The John Warner School

Student Blog: How does pressure affect performance

Student Blog: How does pressure affect performance

How does pressure affect performance? Monday 27th March 2017

When considering topics to discuss in this blog, I wanted to find a topic which united both my passion for sport and the interests of you, the reader. There are many big issues within sport that constantly make the headlines, from performance enhancing drug scandals to the use of new technology to improve sporting events. Whilst these are all worthy topics for discussion, I still questioned their relevance and interest to the majority of people.

With a lack of worthy ideas, I persevered with a new line of thought. Why do I compete in sport? Races often go wrong, even at an elite level, and when they do it feels like the thousands of hours spent working hard in training are irrelevant. However, when the race goes well, there is a feeling of elation which stays with you for days on end. This is where the idea of pressure comes in. As a canoeist, these polar emotions are not caused by some strange intrinsic reaction to whether I happened to navigate 25 gates on a white water river faster than the other people around me. Ultimately, like all sports, it’s a trivial concept and it begs the question, why do we care so much if it doesn’t really matter at its base level? The answer varies for everyone, but if you asked the majority of serial winners, people who have been at the top of their sport for years and have won all kinds of medals and championships, they have the desire to always improve, no matter how far ahead of the rest of the field they are. We want to achieve because it feels good, no matter if it’s in the Olympic final or your maths GCSE exam. This desire to accomplish can be attached to anything - a sport, an intellectual endeavour, musical success and so on - but always with the glowing light of success, there is the looming shadow of failure behind it. Most people are afraid of this shadow, and that fear is called pressure.

The element of pressure cannot be ignored, because to care about an unknown such as the outcome of a sporting event or exam creates pressure. If you don’t care about the outcome, you cannot achieve in that particular field and you likely do not take part at all. This isn’t a negative thing as we can’t all have a burning passion for every sport or every activity, but what is interesting is the reaction of people who are under pressure. Everyone feels it, manifesting itself as an almost tangible mental feeling of anxiety, but also physically through increased adrenaline, heart rate and breathing.  Using the example of an Olympic final, what is it that causes some people to be in control of the pressure and to consequently do well, and what is the difference between them and an equally skilled athlete who crashes and burns? The answer is an ability to handle the pressure. We already know that we create pressure in our own minds by attaching importance to something, so perhaps there is a way to tame it.

In order to remove pressure from the equation, I focus on the months of hard work beforehand which has got me to the start line of an event or the queue outside the exam hall. If I can look around at everyone else before a race and confidently say that nobody has trained harder or prepared more than I have because I have done everything in my power to be the best for that event, then pressure doesn’t need to be a determining factor because I am in control of what I will do. Whilst the race is technically won or lost in the two minutes that I am on the water, the result is actually determined in the months before, through preparation and hard work.
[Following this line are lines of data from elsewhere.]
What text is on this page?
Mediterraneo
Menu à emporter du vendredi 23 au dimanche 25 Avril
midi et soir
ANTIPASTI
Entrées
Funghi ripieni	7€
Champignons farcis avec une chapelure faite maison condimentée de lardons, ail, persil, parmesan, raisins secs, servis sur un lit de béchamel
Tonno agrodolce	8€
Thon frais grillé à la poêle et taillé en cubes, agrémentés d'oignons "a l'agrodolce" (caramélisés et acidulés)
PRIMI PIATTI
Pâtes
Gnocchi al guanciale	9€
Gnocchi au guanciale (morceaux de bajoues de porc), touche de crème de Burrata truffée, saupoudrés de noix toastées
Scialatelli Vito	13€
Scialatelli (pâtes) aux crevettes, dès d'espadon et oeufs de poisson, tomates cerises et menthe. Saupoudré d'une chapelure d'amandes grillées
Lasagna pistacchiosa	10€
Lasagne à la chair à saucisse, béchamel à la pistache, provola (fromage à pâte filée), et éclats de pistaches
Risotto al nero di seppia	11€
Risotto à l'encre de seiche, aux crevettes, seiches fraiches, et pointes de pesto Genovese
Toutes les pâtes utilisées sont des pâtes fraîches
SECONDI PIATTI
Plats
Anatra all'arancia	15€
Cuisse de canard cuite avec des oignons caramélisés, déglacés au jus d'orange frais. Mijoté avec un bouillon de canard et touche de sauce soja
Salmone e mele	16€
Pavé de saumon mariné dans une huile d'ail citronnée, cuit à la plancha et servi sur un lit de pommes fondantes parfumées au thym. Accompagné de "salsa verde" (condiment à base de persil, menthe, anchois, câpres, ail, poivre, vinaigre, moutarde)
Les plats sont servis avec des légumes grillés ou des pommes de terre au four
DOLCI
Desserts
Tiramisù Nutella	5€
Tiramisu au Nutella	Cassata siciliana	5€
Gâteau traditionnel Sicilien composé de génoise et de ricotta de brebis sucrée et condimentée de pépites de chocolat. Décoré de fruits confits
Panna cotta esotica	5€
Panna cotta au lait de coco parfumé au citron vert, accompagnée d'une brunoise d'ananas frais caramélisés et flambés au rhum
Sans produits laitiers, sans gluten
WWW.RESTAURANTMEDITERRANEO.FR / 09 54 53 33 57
With it coming up to exam season for many readers, the revision that goes into each test in these months is what will facilitate your success or failure. Just as in physical training, a mental toughness is needed in training yourself for an exam and putting in the hours so that the end result is a positive one. When you approach the event knowing that you are prepared and capable of success, pressure suddenly becomes much less of an issue as there is less that is unknown. It can be replaced by a feeling of self-confidence which carries you through the race or the exam rather than hindering your progress as pressure can do.

Personally, I believe that mental skill and the ability to not necessarily ignore pressure, but to control and adapt it into positive emotions is what separates consistent champions from other elite athletes. While there will always be an extra fraction of a second that can be gained from physical and technical improvements, no matter how far we push ourselves in training, the mental side of competition is an area that has been relatively untapped, containing a plethora of resources that can propel athletes towards continually faster times and better results. With new technology and these ideas at the forefront of improving sporting performances, it is only a matter of time before new discoveries and ways of thinking will completely change how we approach high pressure events and the training that takes place so that athletes are prepared for them. This is an exciting prospect not only for the sporting world, but also for you, as many of these techniques and ideas could help you to cope with high pressure situations in your own life and see you achieve in your chosen fields.